Hallo zusammen,
wir sind jetzt bei 5 Mitarbeitern angekommen und ich frage mich langsam, ob eine betriebliche Krankenversicherung (bKV) für uns sinnvoll ist. Im Bankwesen war das selbstverständlich, aber als Fintech-Startup mit kleinem Budget muss ich jeden Euro zwei Mal umdrehen.
Meine Überlegung: Macht eine bKV in dieser Gründungsphase wirtschaftlich Sinn? Was kostet das realistisch pro Kopf? Und wie sehr hilft es mir beim Recruiting – kann ich damit punkten, oder erwarten das ohnehin nur große Konzerne?
Ich habe gehört, dass man auch mit Sachbezügen und gezielten Zuschüssen arbeiten kann, statt gleich eine Vollversicherung zu fahren. Gibt es hier Erfahrungen aus anderen Startups?

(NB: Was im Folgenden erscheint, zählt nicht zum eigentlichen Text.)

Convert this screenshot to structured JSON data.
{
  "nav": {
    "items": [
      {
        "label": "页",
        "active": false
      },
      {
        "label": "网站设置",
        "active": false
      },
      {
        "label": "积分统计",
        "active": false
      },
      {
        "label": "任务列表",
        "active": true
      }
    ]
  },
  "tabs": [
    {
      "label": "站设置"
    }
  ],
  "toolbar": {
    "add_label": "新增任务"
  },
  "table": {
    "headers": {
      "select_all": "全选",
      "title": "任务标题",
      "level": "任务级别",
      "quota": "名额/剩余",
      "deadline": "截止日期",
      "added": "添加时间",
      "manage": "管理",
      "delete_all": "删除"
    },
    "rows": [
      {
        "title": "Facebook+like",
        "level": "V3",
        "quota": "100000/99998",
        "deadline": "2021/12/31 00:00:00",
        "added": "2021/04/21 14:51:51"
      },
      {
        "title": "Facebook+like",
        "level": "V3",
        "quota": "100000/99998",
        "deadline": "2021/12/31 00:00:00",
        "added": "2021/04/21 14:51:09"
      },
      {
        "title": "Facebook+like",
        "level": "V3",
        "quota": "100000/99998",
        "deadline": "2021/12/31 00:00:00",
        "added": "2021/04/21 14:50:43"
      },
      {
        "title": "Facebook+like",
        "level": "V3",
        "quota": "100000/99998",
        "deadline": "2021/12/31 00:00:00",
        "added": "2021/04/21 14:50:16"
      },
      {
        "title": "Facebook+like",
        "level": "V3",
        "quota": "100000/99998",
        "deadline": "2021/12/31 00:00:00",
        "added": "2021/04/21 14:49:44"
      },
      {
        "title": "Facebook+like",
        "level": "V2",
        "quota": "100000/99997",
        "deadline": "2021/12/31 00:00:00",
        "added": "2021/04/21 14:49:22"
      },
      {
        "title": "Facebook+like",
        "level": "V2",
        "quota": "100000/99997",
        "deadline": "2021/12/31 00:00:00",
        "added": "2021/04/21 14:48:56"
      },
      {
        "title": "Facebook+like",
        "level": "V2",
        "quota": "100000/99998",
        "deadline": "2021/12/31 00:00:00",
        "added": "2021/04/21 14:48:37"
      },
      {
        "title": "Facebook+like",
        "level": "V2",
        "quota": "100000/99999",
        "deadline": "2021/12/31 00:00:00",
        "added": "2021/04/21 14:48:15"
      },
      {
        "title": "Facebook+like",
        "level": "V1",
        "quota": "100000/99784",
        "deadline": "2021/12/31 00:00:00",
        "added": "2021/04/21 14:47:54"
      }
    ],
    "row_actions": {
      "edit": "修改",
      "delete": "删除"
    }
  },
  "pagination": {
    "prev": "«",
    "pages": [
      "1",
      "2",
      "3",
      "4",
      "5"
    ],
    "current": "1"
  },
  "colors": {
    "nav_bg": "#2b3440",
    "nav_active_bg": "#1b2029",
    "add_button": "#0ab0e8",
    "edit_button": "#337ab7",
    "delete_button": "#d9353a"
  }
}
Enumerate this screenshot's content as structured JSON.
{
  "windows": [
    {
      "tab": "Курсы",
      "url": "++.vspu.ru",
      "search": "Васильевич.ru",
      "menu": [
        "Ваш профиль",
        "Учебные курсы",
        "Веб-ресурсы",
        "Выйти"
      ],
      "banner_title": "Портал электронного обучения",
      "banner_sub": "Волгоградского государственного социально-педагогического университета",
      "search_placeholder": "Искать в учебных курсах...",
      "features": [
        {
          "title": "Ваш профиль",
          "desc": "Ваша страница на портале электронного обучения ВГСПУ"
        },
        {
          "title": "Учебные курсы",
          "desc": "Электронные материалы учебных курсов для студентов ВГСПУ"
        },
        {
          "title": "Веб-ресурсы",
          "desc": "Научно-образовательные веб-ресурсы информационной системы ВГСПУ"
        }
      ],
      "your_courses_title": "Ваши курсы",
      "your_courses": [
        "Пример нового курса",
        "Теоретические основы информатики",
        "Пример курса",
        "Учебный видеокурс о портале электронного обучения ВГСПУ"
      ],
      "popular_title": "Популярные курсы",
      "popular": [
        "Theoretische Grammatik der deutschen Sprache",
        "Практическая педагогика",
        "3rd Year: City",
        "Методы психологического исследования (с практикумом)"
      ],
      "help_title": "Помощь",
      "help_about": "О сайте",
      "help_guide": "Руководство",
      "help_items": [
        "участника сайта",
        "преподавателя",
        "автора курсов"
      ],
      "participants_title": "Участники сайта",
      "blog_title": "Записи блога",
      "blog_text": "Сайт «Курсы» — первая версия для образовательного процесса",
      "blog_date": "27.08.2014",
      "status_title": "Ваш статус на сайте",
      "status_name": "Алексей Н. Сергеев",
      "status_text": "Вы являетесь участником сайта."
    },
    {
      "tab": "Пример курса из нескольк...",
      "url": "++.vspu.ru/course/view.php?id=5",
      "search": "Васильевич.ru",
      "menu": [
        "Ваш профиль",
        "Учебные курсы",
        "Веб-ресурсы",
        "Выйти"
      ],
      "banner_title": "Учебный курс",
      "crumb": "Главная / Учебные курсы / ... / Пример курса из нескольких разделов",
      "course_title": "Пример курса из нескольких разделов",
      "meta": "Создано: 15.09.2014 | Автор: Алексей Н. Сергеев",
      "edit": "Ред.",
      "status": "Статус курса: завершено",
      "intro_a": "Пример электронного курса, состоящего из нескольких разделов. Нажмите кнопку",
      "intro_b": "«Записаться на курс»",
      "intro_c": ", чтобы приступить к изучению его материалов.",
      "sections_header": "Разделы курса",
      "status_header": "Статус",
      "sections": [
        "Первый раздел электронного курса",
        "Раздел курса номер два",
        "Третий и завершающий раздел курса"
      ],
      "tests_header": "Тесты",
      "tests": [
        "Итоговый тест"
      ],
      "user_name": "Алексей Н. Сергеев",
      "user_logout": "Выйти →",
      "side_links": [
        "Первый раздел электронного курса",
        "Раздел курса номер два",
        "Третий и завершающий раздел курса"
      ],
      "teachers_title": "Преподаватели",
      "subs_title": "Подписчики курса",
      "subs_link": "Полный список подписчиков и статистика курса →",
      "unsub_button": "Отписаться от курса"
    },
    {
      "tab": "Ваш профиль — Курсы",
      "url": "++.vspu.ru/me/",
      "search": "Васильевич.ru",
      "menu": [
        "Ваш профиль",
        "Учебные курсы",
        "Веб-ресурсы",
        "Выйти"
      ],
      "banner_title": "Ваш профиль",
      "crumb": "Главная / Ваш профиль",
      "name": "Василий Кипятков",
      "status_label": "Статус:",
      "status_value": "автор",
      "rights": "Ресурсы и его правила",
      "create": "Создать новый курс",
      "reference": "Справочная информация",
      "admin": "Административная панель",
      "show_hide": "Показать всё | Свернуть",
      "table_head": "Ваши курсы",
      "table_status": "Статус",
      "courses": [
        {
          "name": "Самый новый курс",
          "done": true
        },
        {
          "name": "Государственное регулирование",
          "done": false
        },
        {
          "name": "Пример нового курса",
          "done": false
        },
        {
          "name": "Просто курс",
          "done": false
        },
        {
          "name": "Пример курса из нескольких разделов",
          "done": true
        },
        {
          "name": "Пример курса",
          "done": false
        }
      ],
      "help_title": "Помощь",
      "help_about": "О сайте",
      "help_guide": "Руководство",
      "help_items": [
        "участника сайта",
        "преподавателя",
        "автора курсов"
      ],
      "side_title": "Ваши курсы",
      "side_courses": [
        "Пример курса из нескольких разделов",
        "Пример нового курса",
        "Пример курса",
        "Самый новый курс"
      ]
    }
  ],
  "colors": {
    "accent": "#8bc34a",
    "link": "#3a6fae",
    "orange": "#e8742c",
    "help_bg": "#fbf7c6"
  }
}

Besonders interessiert mich: Bei welcher Teamgröße lohnt sich das erste Mal wirklich, und welche Anbieter sind für kleine Teams nicht völlig überteuert?
Danke schon mal für Input!
Kurze Gegenfrage: Wie ist denn eure aktuelle Situation bei den Mitarbeitern – sind es eher Tech-Leute oder auch kaufmännische? Das macht einen Unterschied, ob Benefits beim Recruiting überhaupt eine Rolle spielen.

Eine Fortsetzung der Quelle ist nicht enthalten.